O veto foi absolutamente inesperado e provocou a fúria do “homem forte” da Polónia, Jaroslaw Kaczynski, e do seu partido, Lei e Justiça (PiS). Além de acusar Duda de “um sério erro”, prometeu reduzir as férias do Parlamento e voltar à carga numa nova frente: depois de ter “normalizado” os media públicos, promete atacar agora os privados e desmantelar grupos mediáticos ligados ao capital estrangeiro. Mais um ponto de confronto com a Europa e, previsivelmente, com Duda. O jornalismo polaco é muito forte.
Até agora, Kaczynski controlava todas as instituições: faltava-lhe o Tribunal Constitucional. Agora, além de com a Comissão Europeia e os manifestantes polacos, tem de se confrontar ou negociar com o Presidente.
O factor Duda
Kaczynski escolheu Duda por ser “obediente”. E, de facto, ele promulgou até agora todas as leis, mesmo as mais discutíveis. Não deu posse, inconstitucionalmente, a três juízes do TC designados pelo anterior Parlamento. A oposição chamava-lhe o “notário de Kaczynski”. Fez no passado críticas duras à “casta dos juízes”. Por tudo isto, a sua inesperada viragem foi um choque para o Governo. Além de surpresa, é um acontecimento político relevante.
Jornalistas polacos atribuem a sua viragem à combinação das pressões europeias com as manifestações de rua que o interpelavam directamente. De momento, o Governo pouco tem a temer da oposição, desmoralizada e dividida e que apenas sabe dizer “não ao PiS”. Mas as manifestações, que tendiam a alargar-se e que passaram a ter a novidade da participação maciça de jovens, eram uma ameaça que podia alastrar e reanimar a oposição antes das eleições de 2019. Disse o porta-voz de Duda: “O Presidente tomou em consideração as análises legais (...), mas também não podia pretender que as manifestações não existem.”
Outros jornalistas polacos falam numa vontade de “emancipação”. Duda ficou furioso — disse-o publicamente — por o Governo não o ter informado antecipadamente dos seus projectos de lei. Um presidente que se emancipa por ser considerado “irrelevante” é uma figura conhecida na História.

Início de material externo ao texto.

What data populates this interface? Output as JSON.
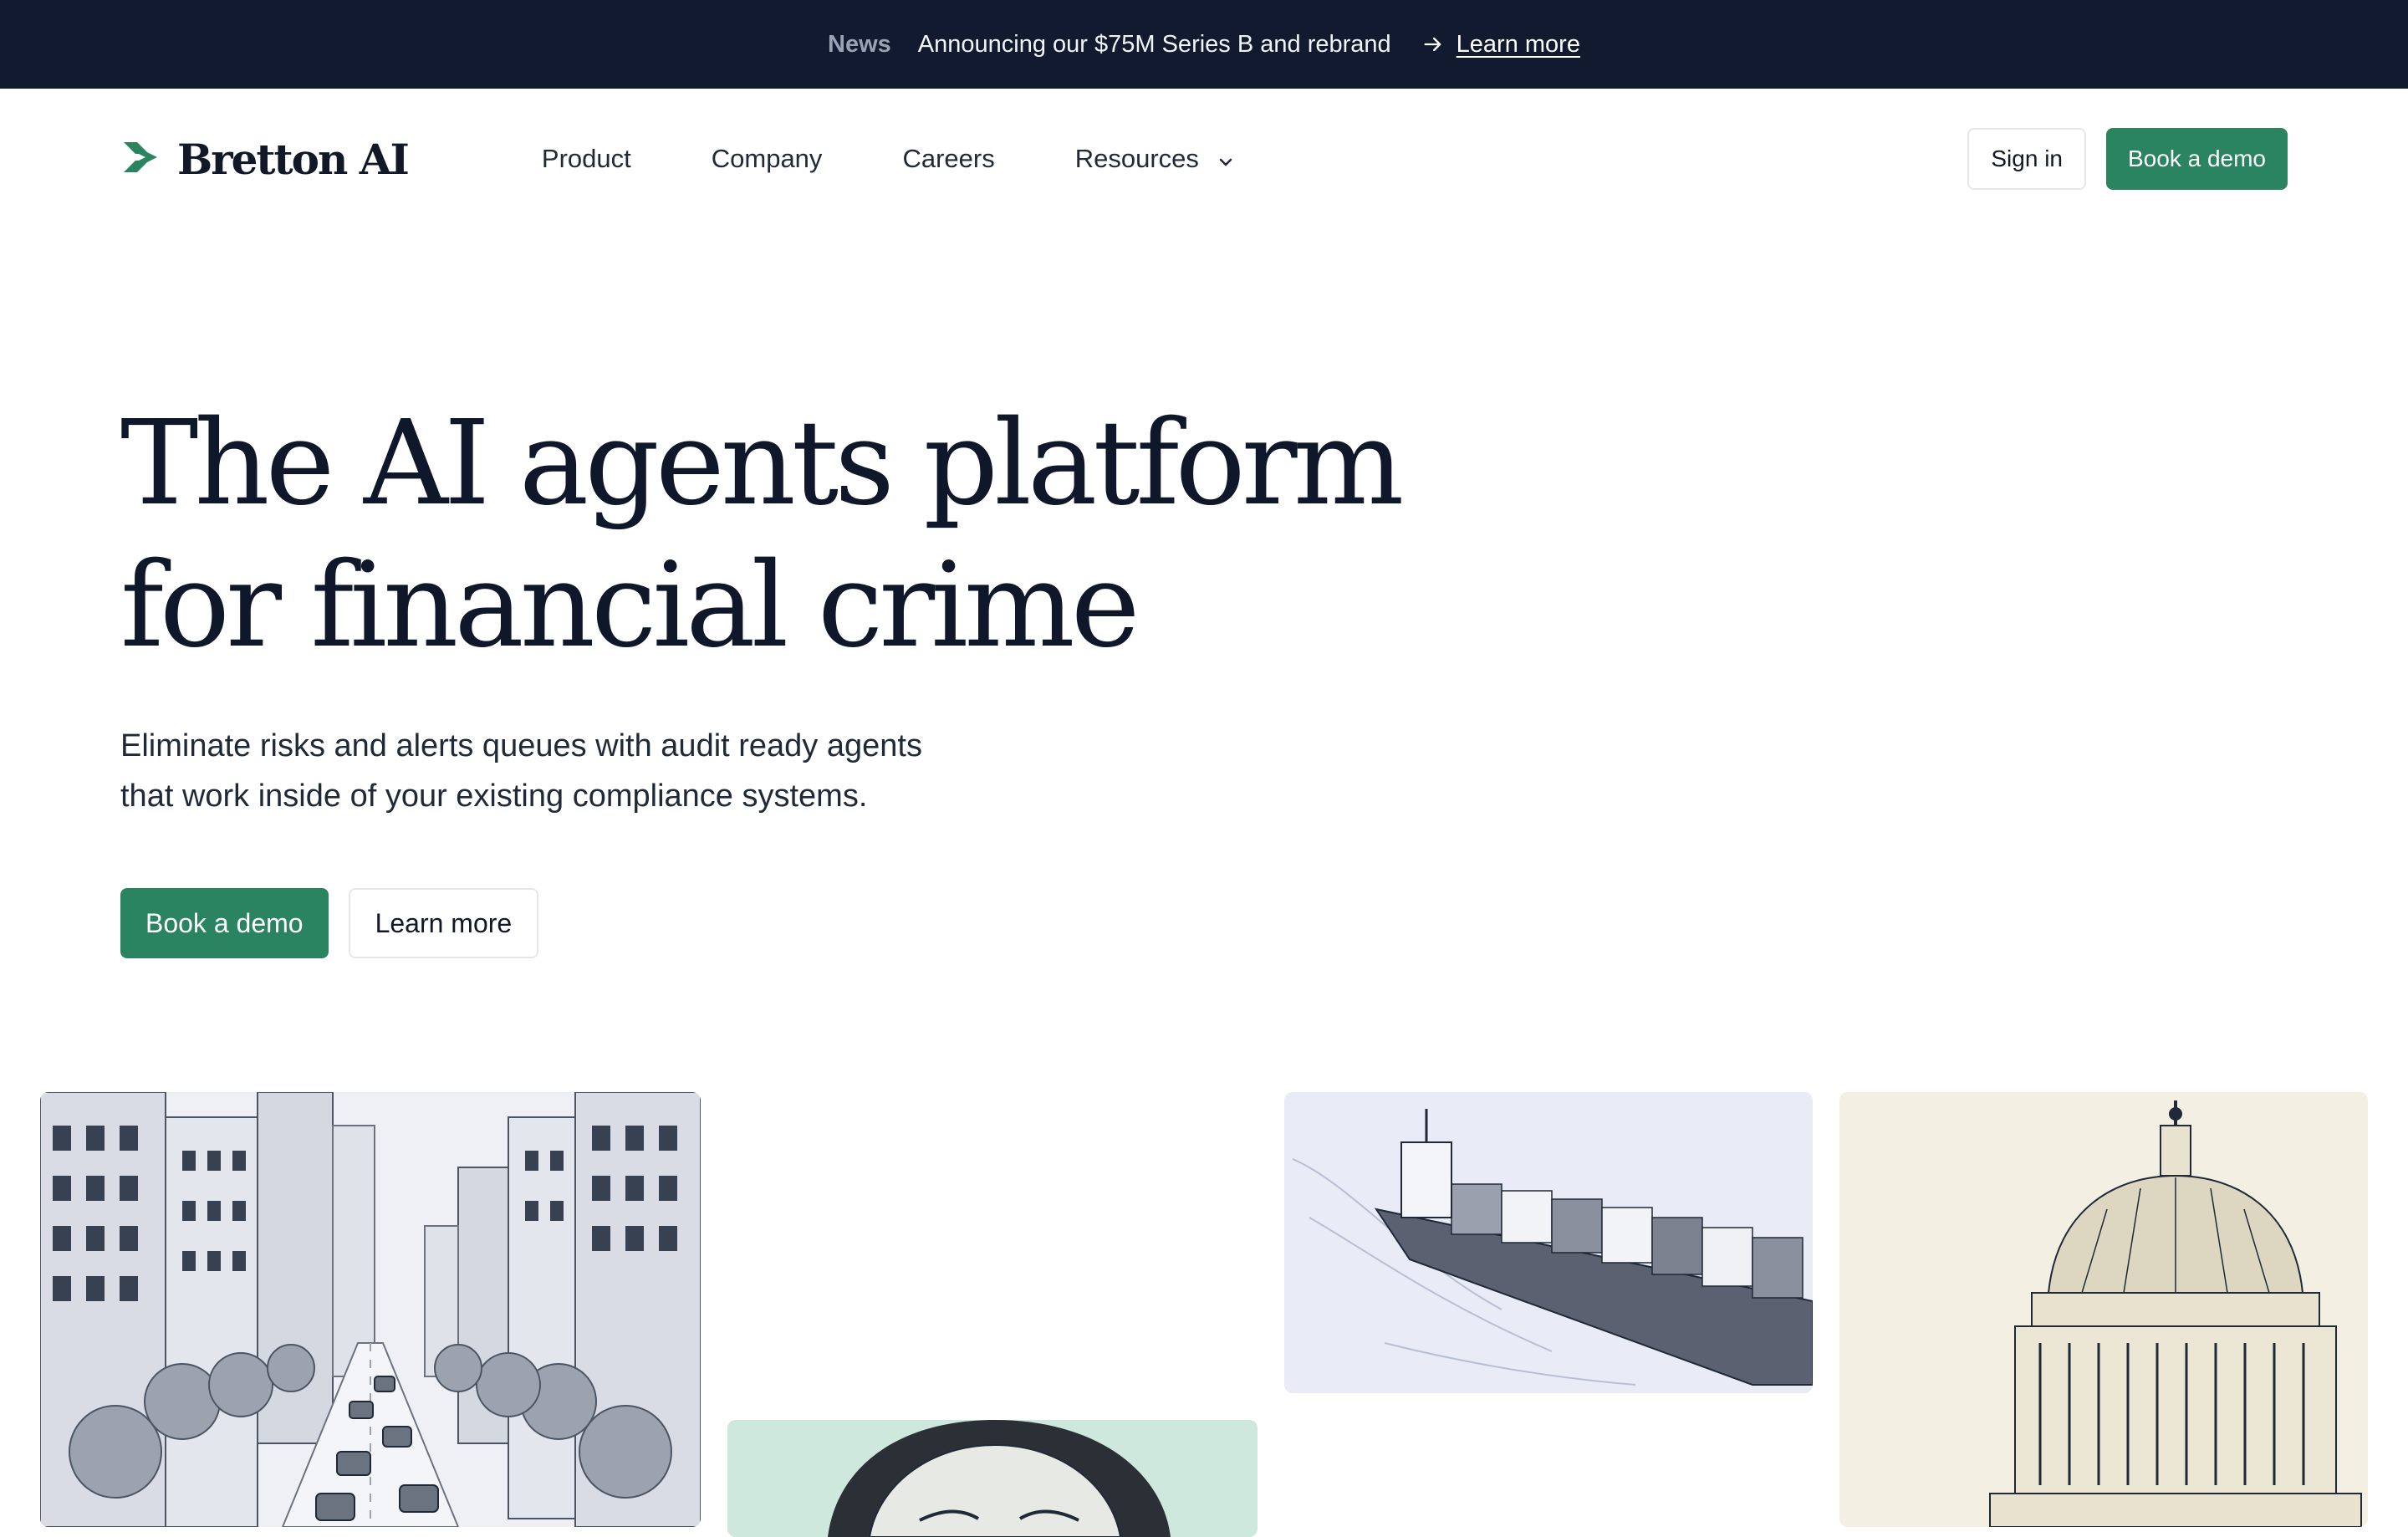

Numa análise intitulada “O nascimento de um presidente polaco”, no Politico Europe, Michal Broniatowski escreve que o acto de Duda “é sem retorno”. As reacções do PiS contribuirão para isso mesmo: o ministro da Justiça, Zbigniew Ziobro, um “inimigo de estimação”, já lembrou que o jovem Duda não foi muito corajoso na época do fim do comunismo. O regime comunista morreu em 1989, mas continua a ser o fantasma com que Kaczynski ataca os adversários.
O veto abre um período de incerteza. Duda anunciou que faria uma contraproposta ao Parlamento no prazo de dois meses. Tencionará exigir uma maioria de três quintos neste tipo de leis e o respeito da Constituição, verificado pelo TC. O PiS só obteria os três quintos, tanto para ultrapassar o veto presidencial como para fazer aprovar os seus projectos, se conseguisse os votos do partido de Pawel Kukiz, um cantor rock que dirige um partido populista de direita. É pouco provável. Enfim, não se sabe se a mobilização social se vai manter depois de um interregno de semanas.
A Polónia e a Europa
Esta “guerra polaca” não é um fenómeno novo e não surge na esteira da vaga populista. Remonta aos anos da transição, 1989-90. O eurocepticismo do PiS assentou sempre num projecto nacionalista, ultraconservador e autoritário: a defesa dos “valores polacos” perante o “cosmopolitismo”. Os gémeos Kaczynski situavam-se na extrema-direita do Solidariedade. Fizeram parte da equipa de Walesa no início da sua presidência, quando ele estava em disputa com a ala liberal do Solidariedade. Em 2001, fundaram o PiS.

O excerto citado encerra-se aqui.